The incidents include a 2015 data breach at Anthem, which compromised the personal information of nearly 79 million people. Late last year, Anthem agreed to pay a record $16 million settlement over the breach. That's by far the largest HIPAA settlement reached by the HHS' Office for Civil Rights to date.
"The allegations in the indictment unsealed today outline the activities of a brazen China-based computer hacking group that committed one of the worst data breaches in history," Assistant Attorney General Brian Benczkowski of the Justice Department's Criminal Division said in a statement.
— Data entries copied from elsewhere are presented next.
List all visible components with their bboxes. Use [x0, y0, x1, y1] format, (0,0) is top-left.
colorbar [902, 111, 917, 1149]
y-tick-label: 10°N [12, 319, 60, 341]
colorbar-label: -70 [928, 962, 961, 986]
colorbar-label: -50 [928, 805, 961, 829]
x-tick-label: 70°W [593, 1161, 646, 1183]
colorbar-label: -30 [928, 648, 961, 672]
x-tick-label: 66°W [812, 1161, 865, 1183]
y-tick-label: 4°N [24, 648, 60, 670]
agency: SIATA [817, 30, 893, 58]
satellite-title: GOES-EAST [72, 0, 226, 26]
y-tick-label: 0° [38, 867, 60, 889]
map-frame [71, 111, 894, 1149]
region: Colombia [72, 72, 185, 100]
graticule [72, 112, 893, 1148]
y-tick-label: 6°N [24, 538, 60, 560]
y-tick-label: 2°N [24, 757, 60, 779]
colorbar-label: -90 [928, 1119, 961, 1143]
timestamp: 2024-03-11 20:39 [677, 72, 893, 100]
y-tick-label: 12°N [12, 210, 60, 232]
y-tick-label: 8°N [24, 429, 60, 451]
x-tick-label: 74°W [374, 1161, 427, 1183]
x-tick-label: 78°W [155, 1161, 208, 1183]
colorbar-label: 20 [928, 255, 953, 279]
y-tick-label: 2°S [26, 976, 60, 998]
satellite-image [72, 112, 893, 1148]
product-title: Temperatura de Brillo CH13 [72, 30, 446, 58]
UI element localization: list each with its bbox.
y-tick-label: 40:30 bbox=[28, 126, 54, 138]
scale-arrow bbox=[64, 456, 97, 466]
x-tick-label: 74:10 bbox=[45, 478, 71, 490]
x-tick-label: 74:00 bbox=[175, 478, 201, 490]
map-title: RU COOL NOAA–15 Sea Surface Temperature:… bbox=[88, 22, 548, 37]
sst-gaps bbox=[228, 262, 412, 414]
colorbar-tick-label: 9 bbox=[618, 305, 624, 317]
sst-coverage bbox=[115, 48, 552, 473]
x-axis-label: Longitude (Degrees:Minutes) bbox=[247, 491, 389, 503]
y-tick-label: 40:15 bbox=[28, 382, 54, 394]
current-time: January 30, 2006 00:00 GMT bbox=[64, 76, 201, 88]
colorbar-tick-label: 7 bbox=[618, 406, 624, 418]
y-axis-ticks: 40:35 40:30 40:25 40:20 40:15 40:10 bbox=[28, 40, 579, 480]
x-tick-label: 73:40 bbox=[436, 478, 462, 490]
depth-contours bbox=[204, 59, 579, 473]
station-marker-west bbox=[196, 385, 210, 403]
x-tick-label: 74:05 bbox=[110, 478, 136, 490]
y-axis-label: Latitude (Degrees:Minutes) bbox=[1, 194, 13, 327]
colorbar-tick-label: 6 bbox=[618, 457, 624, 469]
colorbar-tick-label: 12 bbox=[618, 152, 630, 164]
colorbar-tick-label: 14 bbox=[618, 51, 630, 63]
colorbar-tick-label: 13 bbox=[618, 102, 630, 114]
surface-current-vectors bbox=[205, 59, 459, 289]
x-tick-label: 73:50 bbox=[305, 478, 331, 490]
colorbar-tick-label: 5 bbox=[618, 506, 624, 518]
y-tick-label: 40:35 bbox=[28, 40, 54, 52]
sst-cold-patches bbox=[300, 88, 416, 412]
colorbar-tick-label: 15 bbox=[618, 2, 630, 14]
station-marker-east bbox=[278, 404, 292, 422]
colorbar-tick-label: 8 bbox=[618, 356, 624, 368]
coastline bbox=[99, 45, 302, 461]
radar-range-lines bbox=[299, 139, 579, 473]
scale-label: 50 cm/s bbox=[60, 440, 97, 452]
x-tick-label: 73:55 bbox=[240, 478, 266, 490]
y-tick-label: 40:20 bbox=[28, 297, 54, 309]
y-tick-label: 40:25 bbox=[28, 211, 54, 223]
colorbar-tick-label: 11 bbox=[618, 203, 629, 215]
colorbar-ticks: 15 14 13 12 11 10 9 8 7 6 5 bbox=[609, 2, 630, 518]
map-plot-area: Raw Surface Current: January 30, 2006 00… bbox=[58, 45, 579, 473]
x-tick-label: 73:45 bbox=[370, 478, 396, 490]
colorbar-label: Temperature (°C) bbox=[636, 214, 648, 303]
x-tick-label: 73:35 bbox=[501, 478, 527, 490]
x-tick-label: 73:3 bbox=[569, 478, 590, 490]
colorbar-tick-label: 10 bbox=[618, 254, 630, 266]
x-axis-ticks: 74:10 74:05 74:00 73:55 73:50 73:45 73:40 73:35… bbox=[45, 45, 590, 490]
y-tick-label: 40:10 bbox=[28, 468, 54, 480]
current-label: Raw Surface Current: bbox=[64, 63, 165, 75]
The four-count indictment alleges that a Chinese national, 32-year-old Fujie Wang, and an unnamed co-defendant gained entry into the computer systems of Anthem and three other unnamed U.S. businesses. The defendants allegedly collected and stole data from the compromised systems.
Wang allegedly controlled two domain names associated with backdoor malware and spearfishing attacks used by the hacking group.
The defendants allegedly accessed Anthem's computer network multiple times during 2014 and 2015. On multiple occasions in January 2015, the defendants allegedly transferred files containing personal information from Anthem's enterprise data warehouse to destinations China.
Wang and the unnamed defendant are charged with one count of conspiracy to commit fraud and related activity in relation to computers and identity theft, one count of conspiracy to commit wire fraud and two substantive counts of intentional damage to a protected computer.
Investigators praised Anthem for its cooperation with the investigation.
"The speed with which Anthem initially notified the FBI of the intrusion on their networks was also a key factor in being able to determine who was responsible for the breach and should serve as an example to other organizations that might find themselves in a similar situation," Special Agent in Charge Grant Mendenhall said in a statement.